Things have been acting up with this magic box, so I don't know whether
Roger's message will be forwarded with it. In case it isn't, this has to do
with his question regarding the Fiedler/Boston Pops recording of Grofe's
Grand Canyon Suite made on June 25, 1955. It was indeed recorded in stereo, but
wasn't issued in that form on LP until the 1960s, on Victrola. I don't
have the numbers at hand. Sorry.
The NBC Symphony Orchestra: by 1953/4, NBC wanted to dispense with the
huge expense of maintaining it in a market that was becoming dominated by
television. The orchestra had been created for Toscanini, and when he retired
the NBC people apparently felt no need to continue it without him. And
Cantelli had a big and burgeoning career. I believe there are many details
about this in Harvey Sachs's biography of Toscanini. And probably elsewhere.

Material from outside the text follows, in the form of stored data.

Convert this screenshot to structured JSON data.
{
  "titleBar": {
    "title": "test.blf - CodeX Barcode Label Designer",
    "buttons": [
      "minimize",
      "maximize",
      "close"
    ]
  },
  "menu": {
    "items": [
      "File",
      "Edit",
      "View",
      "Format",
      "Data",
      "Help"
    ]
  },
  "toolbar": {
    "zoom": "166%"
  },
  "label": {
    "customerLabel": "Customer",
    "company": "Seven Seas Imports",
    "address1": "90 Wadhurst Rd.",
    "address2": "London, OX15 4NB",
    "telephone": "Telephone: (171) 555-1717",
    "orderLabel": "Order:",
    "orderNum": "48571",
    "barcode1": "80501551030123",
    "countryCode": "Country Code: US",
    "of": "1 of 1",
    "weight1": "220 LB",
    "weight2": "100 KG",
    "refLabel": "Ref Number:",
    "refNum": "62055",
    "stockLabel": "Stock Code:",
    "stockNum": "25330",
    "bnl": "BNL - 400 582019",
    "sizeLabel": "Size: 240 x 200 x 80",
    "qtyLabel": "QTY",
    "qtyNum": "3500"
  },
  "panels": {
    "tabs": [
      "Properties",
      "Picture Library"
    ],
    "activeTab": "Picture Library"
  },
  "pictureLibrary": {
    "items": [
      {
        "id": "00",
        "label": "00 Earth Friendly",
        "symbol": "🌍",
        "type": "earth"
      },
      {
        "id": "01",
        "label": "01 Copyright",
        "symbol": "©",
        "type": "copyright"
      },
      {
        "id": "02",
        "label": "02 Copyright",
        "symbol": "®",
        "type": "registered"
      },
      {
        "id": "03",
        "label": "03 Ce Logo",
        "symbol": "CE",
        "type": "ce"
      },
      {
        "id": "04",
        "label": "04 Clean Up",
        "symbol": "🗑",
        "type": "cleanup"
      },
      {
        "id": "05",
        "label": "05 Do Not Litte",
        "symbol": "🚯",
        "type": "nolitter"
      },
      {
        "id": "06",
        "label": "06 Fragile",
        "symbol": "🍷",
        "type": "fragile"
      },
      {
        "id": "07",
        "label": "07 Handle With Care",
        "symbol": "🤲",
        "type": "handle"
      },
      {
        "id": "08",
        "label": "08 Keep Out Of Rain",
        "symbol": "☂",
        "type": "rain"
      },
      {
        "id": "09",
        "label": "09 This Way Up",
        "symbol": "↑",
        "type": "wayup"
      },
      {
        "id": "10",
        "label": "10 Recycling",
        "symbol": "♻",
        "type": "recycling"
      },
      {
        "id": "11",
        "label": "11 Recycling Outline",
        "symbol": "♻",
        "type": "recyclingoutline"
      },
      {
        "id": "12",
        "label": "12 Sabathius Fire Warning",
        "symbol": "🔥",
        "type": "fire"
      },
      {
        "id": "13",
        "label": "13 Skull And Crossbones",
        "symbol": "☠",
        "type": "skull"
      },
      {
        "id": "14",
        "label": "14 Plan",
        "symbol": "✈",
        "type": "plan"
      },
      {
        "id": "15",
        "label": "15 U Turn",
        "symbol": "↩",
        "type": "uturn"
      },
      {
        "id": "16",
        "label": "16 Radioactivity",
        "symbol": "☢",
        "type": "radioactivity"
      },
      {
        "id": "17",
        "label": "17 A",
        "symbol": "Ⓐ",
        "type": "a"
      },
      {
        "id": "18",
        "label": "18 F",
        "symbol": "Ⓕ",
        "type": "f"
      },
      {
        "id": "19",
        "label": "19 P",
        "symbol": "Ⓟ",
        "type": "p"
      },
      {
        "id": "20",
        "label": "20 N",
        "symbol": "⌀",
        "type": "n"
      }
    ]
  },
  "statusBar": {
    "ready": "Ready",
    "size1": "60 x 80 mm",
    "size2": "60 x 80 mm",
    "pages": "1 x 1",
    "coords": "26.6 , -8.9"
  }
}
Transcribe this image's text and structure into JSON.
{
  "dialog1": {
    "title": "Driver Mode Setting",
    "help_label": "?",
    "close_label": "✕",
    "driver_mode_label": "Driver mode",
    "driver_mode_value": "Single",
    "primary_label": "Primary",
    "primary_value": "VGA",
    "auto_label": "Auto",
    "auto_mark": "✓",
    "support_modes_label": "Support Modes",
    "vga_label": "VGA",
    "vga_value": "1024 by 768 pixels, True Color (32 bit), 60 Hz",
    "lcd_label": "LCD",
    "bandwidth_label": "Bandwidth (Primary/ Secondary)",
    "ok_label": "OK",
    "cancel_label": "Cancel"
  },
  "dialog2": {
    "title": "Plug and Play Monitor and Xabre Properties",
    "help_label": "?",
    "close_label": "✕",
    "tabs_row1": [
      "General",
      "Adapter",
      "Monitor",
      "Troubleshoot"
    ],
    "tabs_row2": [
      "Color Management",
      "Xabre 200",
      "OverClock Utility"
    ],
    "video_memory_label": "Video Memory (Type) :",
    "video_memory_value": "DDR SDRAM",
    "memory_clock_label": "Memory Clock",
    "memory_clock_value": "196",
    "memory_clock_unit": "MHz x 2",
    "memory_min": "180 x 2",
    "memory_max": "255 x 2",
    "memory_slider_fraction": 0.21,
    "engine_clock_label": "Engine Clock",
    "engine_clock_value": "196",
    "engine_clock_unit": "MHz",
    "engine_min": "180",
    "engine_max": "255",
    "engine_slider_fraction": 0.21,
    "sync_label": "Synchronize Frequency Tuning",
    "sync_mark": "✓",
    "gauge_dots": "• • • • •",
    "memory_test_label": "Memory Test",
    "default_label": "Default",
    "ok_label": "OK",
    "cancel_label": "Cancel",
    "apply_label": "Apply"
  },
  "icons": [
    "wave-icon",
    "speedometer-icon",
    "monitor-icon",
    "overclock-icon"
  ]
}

Finally, a Chicago Symphony/Reiner tidbit about the Grand Canyon Suite
from those "behind the scenes" in Chicago at the time (1955). The RCA Victor
people first wanted to record it with Fritz Reiner and the CSO. He was
very agreeable to it. (He also enjoyed conducting the music of Gershwin,
Richard Rodgers, and others.) But the dilletantes who ran the CSO board that
such music would be "beneath the dignity" of the Chicago Symphony Orchestra.
So the RCA people did it with Fiedler and the Pops. And that record sold in
immense numbers and probably made the Boston Symphony a ton of money.
One can just imagine what the music would have sounded like in a
well-engineered RCA Victor Reiner/CSO recording in the pre-1966 "renovated" (i.e.
acoustically semi-destroyed) Orchestra Hall.